In the C20, there were repairs by C E Callow in 1963-64 and by D M Hollis of The Stevens Partnership in 1979 (both ICBS).


Commandments etc: (Now in north aisle) Painted boards bearing the Ten Commandments and the Lord’s Prayer.  They appear to have been repainted recently, but are probably C18 in origin.
Door: (South) Dated 1542 in iron numbers.
Font: C19 on shafts.
Font cover: C17 and conical in form.
1.  (North east chancel) Langdon suggests (p165) that the greenish clear glass may be C13, but this seems doubtful.
2.  (East lancets) Glass by A Booker of London, 1883 (St John and other saints) is no longer there.

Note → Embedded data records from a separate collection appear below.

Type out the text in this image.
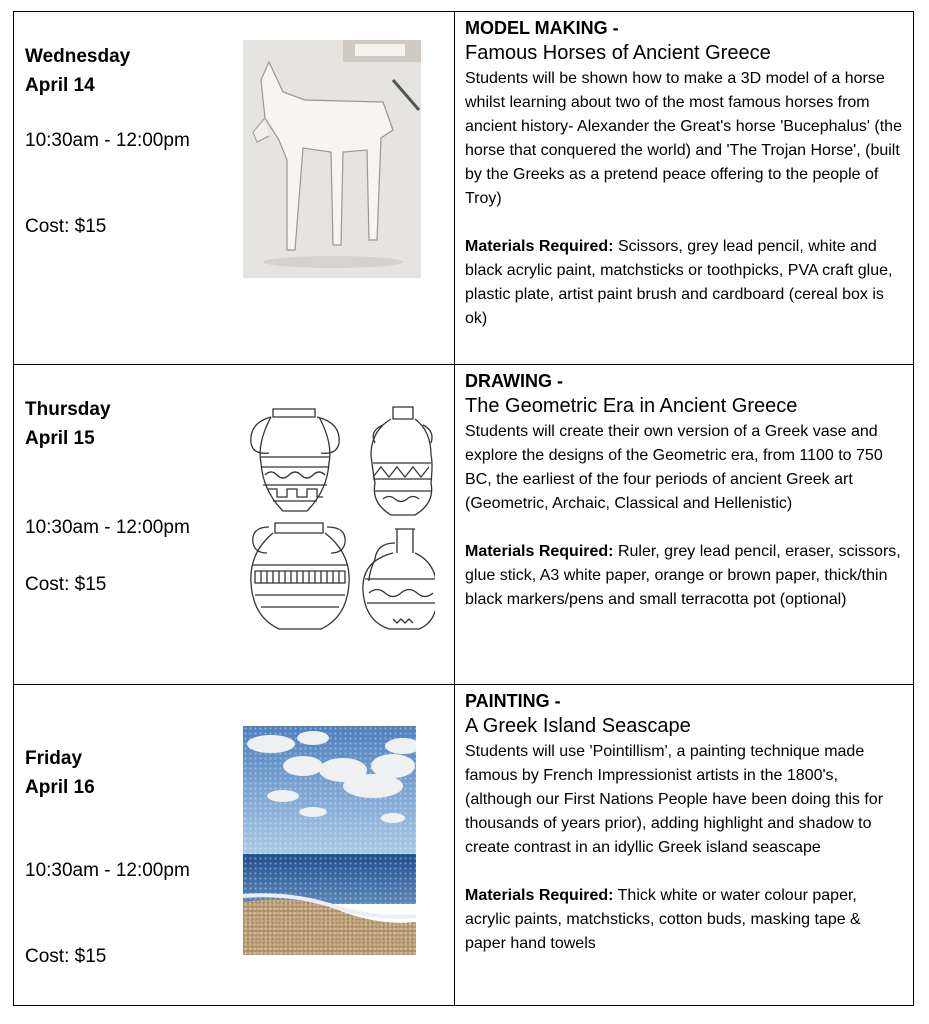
Wednesday
April 14
10:30am - 12:00pm
Cost: $15
MODEL MAKING -
Famous Horses of Ancient Greece
Students will be shown how to make a 3D model of a horse whilst learning about two of the most famous horses from ancient history- Alexander the Great's horse 'Bucephalus' (the horse that conquered the world) and 'The Trojan Horse', (built by the Greeks as a pretend peace offering to the people of Troy)
Materials Required: Scissors, grey lead pencil, white and black acrylic paint, matchsticks or toothpicks, PVA craft glue, plastic plate, artist paint brush and cardboard (cereal box is ok)
Thursday
April 15
10:30am - 12:00pm
Cost: $15
DRAWING -
The Geometric Era in Ancient Greece
Students will create their own version of a Greek vase and explore the designs of the Geometric era, from 1100 to 750 BC, the earliest of the four periods of ancient Greek art (Geometric, Archaic, Classical and Hellenistic)
Materials Required: Ruler, grey lead pencil, eraser, scissors, glue stick, A3 white paper, orange or brown paper, thick/thin black markers/pens and small terracotta pot (optional)
Friday
April 16
10:30am - 12:00pm
Cost: $15
PAINTING -
A Greek Island Seascape
Students will use 'Pointillism', a painting technique made famous by French Impressionist artists in the 1800's, (although our First Nations People have been doing this for thousands of years prior), adding highlight and shadow to create contrast in an idyllic Greek island seascape
Materials Required: Thick white or water colour paper, acrylic paints, matchsticks, cotton buds, masking tape & paper hand towels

3.  (North aisle, circular east window) Whall and Whall (i e V Whall), c1933 (DSGW 1949).
4.  (Nave, south east window) A Wright, Millennium window with symbolic glass, c2000 (Artist’s website).
Painting: (Chancel roof) C19 and probably dating from 1889.
Pews: Though C19 and quite low, these have the conservative feature of individual doors.
Pulpit: Made up at a later date from early C17 arcaded panels, perhaps from pew ends, and a large sounding board with inlaid decoration which is C18.
Recess: (East wall of chancel) Probably for relics and C13, though round-headed.
Reredos and other chancel fittings: Carved wood, designed by W D Caröe, 1933-35 (Freeman p251).
Royal Arms: (Above entrance to tower) Painted panel dating from the 1950s.
Stoup: (By south doorway) Mutilated and probably C14.